The progressive collapse behavior of conventional reinforced concrete frame structures caused by the loss of columns has been widely investigated over the past years. However, few papers on the improvement of the structural progressive collapse resistance accounting for the mechanical properties of the reinforcement material are reported. As a kind of reinforcement material of reinforced concrete frames, steel-FRP composite bar (SFCB) has the typical feature of controllable post-yield stiffness. This paper explored and compared the progressive collapse characteristics of concrete frames reinforced with SFCBs, steel bars and hybrid reinforcements including both steel bars and FRP bars. Scaled pushdown experiments based on the alternate load path method were conducted to study the effect of post-yield stiffness on the progressive collapse resistance of beam-column sub-assemblages.
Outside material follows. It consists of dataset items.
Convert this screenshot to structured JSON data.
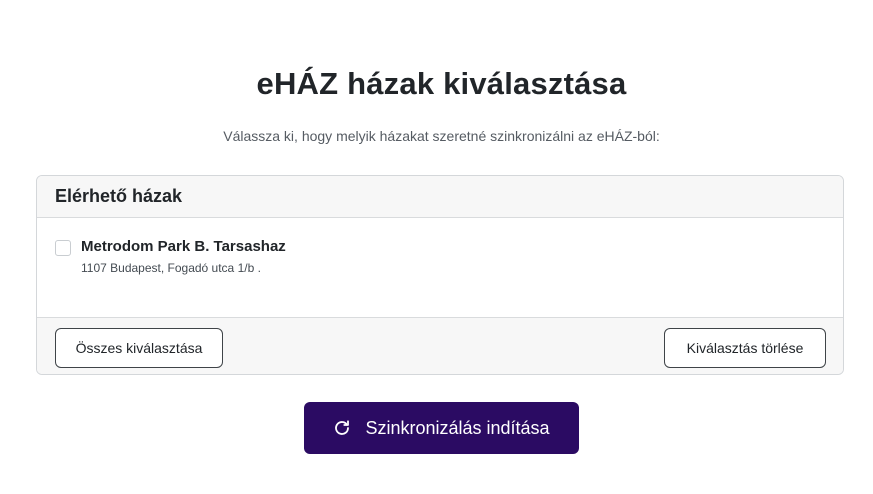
{
  "header": {
    "title": "eHÁZ házak kiválasztása",
    "subtitle": "Válassza ki, hogy melyik házakat szeretné szinkronizálni az eHÁZ-ból:"
  },
  "houses_card": {
    "title": "Elérhető házak",
    "items": [
      {
        "name": "Metrodom Park B. Tarsashaz",
        "address": "1107 Budapest, Fogadó utca 1/b .",
        "checked": false
      }
    ],
    "select_all_label": "Összes kiválasztása",
    "clear_label": "Kiválasztás törlése"
  },
  "sync_button": {
    "label": "Szinkronizálás indítása",
    "icon": "refresh-icon"
  },
  "colors": {
    "primary": "#2b0b63",
    "card_header_bg": "#f7f7f7",
    "border": "#d4d7da"
  }
}
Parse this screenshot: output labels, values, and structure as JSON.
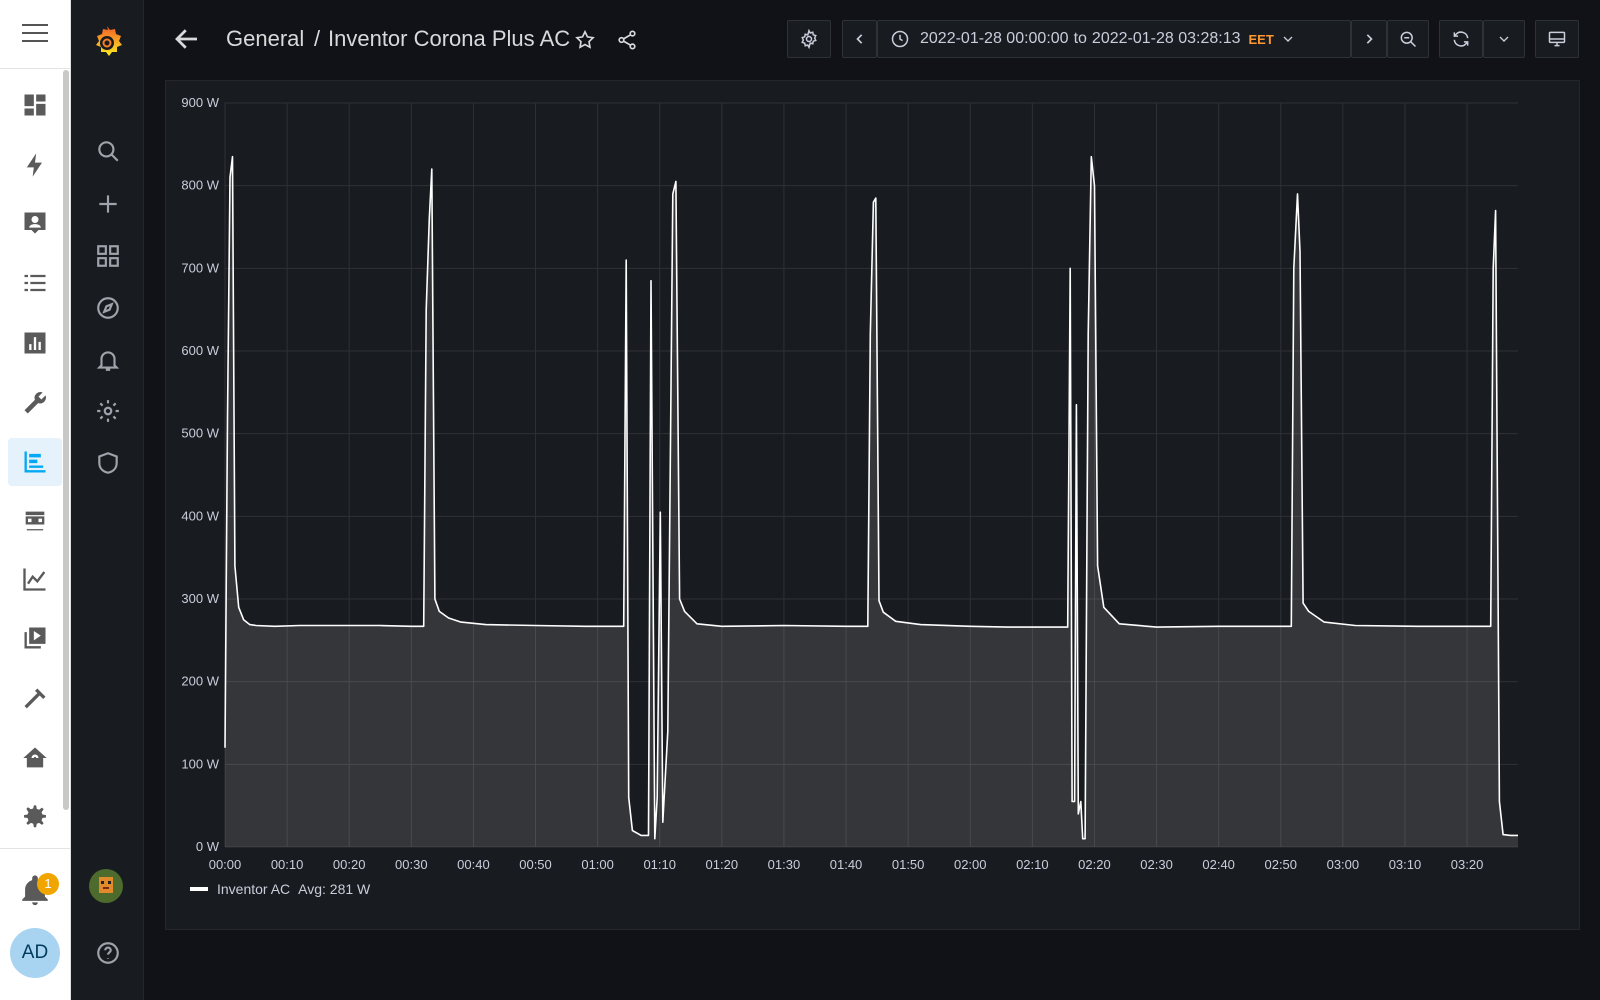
{
  "breadcrumb": {
    "folder": "General",
    "separator": "/",
    "dashboard": "Inventor Corona Plus AC"
  },
  "time_range": {
    "from": "2022-01-28 00:00:00",
    "to_word": "to",
    "to": "2022-01-28 03:28:13",
    "timezone": "EET"
  },
  "ha_sidebar": {
    "items": [
      "overview-icon",
      "energy-icon",
      "logbook-icon",
      "todo-list-icon",
      "history-icon",
      "tools-icon",
      "grafana-icon",
      "hacs-icon",
      "chart-icon",
      "media-icon",
      "hammer-icon",
      "home-sensor-icon",
      "settings-icon"
    ],
    "active_item": "grafana-icon",
    "notification_count": "1",
    "user_initials": "AD"
  },
  "grafana_menu": [
    "search-icon",
    "plus-icon",
    "dashboards-icon",
    "explore-icon",
    "alerting-icon",
    "configuration-icon",
    "server-admin-icon",
    "help-icon"
  ],
  "colors": {
    "series": "#ffffff",
    "accent": "#ff7000",
    "timezone": "#ff9830",
    "ha_active": "#03a9f4",
    "badge": "#f0a500"
  },
  "chart_data": {
    "type": "line",
    "series": [
      {
        "name": "Inventor AC",
        "points": [
          [
            0,
            120
          ],
          [
            0.4,
            520
          ],
          [
            0.8,
            810
          ],
          [
            1.2,
            835
          ],
          [
            1.6,
            340
          ],
          [
            2.2,
            290
          ],
          [
            3,
            275
          ],
          [
            4,
            269
          ],
          [
            5,
            268
          ],
          [
            8,
            267
          ],
          [
            12,
            268
          ],
          [
            16,
            268
          ],
          [
            20,
            268
          ],
          [
            25,
            268
          ],
          [
            30,
            267
          ],
          [
            32,
            267
          ],
          [
            32.4,
            650
          ],
          [
            32.9,
            760
          ],
          [
            33.3,
            820
          ],
          [
            33.8,
            300
          ],
          [
            34.5,
            285
          ],
          [
            36,
            277
          ],
          [
            38,
            272
          ],
          [
            42,
            269
          ],
          [
            50,
            268
          ],
          [
            58,
            267
          ],
          [
            64.2,
            267
          ],
          [
            64.6,
            710
          ],
          [
            65,
            60
          ],
          [
            65.6,
            20
          ],
          [
            67,
            14
          ],
          [
            68,
            14
          ],
          [
            68.2,
            14
          ],
          [
            68.6,
            685
          ],
          [
            69.2,
            10
          ],
          [
            69.6,
            60
          ],
          [
            70.1,
            405
          ],
          [
            70.5,
            30
          ],
          [
            71.3,
            140
          ],
          [
            72.1,
            790
          ],
          [
            72.6,
            805
          ],
          [
            73.2,
            300
          ],
          [
            74,
            285
          ],
          [
            76,
            270
          ],
          [
            80,
            267
          ],
          [
            90,
            268
          ],
          [
            100,
            267
          ],
          [
            103.5,
            267
          ],
          [
            103.9,
            620
          ],
          [
            104.4,
            780
          ],
          [
            104.8,
            785
          ],
          [
            105.3,
            298
          ],
          [
            106,
            284
          ],
          [
            108,
            273
          ],
          [
            112,
            269
          ],
          [
            120,
            267
          ],
          [
            126,
            266
          ],
          [
            135,
            266
          ],
          [
            135.7,
            266
          ],
          [
            136.1,
            700
          ],
          [
            136.4,
            55
          ],
          [
            136.8,
            55
          ],
          [
            137.1,
            535
          ],
          [
            137.4,
            40
          ],
          [
            137.8,
            55
          ],
          [
            138.1,
            10
          ],
          [
            138.5,
            10
          ],
          [
            139,
            620
          ],
          [
            139.5,
            835
          ],
          [
            140,
            800
          ],
          [
            140.5,
            340
          ],
          [
            141.5,
            290
          ],
          [
            144,
            270
          ],
          [
            150,
            266
          ],
          [
            160,
            267
          ],
          [
            170,
            267
          ],
          [
            171.7,
            267
          ],
          [
            172.1,
            700
          ],
          [
            172.7,
            790
          ],
          [
            173.1,
            720
          ],
          [
            173.6,
            295
          ],
          [
            174.5,
            285
          ],
          [
            177,
            272
          ],
          [
            182,
            268
          ],
          [
            192,
            267
          ],
          [
            203.8,
            267
          ],
          [
            204.2,
            700
          ],
          [
            204.6,
            770
          ],
          [
            205.2,
            55
          ],
          [
            205.8,
            15
          ],
          [
            207,
            14
          ],
          [
            208.2,
            14
          ]
        ]
      }
    ],
    "x_ticks": [
      "00:00",
      "00:10",
      "00:20",
      "00:30",
      "00:40",
      "00:50",
      "01:00",
      "01:10",
      "01:20",
      "01:30",
      "01:40",
      "01:50",
      "02:00",
      "02:10",
      "02:20",
      "02:30",
      "02:40",
      "02:50",
      "03:00",
      "03:10",
      "03:20"
    ],
    "x_unit": "minutes",
    "x_range": [
      0,
      208.2
    ],
    "y_ticks": [
      "0 W",
      "100 W",
      "200 W",
      "300 W",
      "400 W",
      "500 W",
      "600 W",
      "700 W",
      "800 W",
      "900 W"
    ],
    "ylim": [
      0,
      900
    ],
    "grid": true,
    "fill": true,
    "legend": {
      "placement": "bottom-left",
      "label": "Inventor AC",
      "stat": "Avg: 281 W"
    }
  }
}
The experimental results demonstrated that the SFCB specimens experienced three mechanical actions: flexural action, post-yield stiffness plus compressive arch action (PYSCAA) and catenary action. The feature of the PYSCAA differed significantly from the second action of the specimen reinforced with steel bars. Due to the effect of the post-yield stiffness, not only was the load capacity of SFCB specimens significantly enhanced, but also the transition displacements from the PYSCAA to the catenary action were delayed. Mean-while, the finite element method was employed to simulate the whole progressive collapse process of the specimens, and the simulation results agreed well with the experimental ones. Parametric analyses based on numerical simulations proved that the application of SFCBs was beneficial to reduce the vulnerability of pro-gressive collapse for concrete frames. The ratio of post-yield modulus to initial elastic modulus of SFCBs was found to be the key factor affecting the characteristics of the progressive collapse resistance, and the optimal ratio of 0.30 is recommended.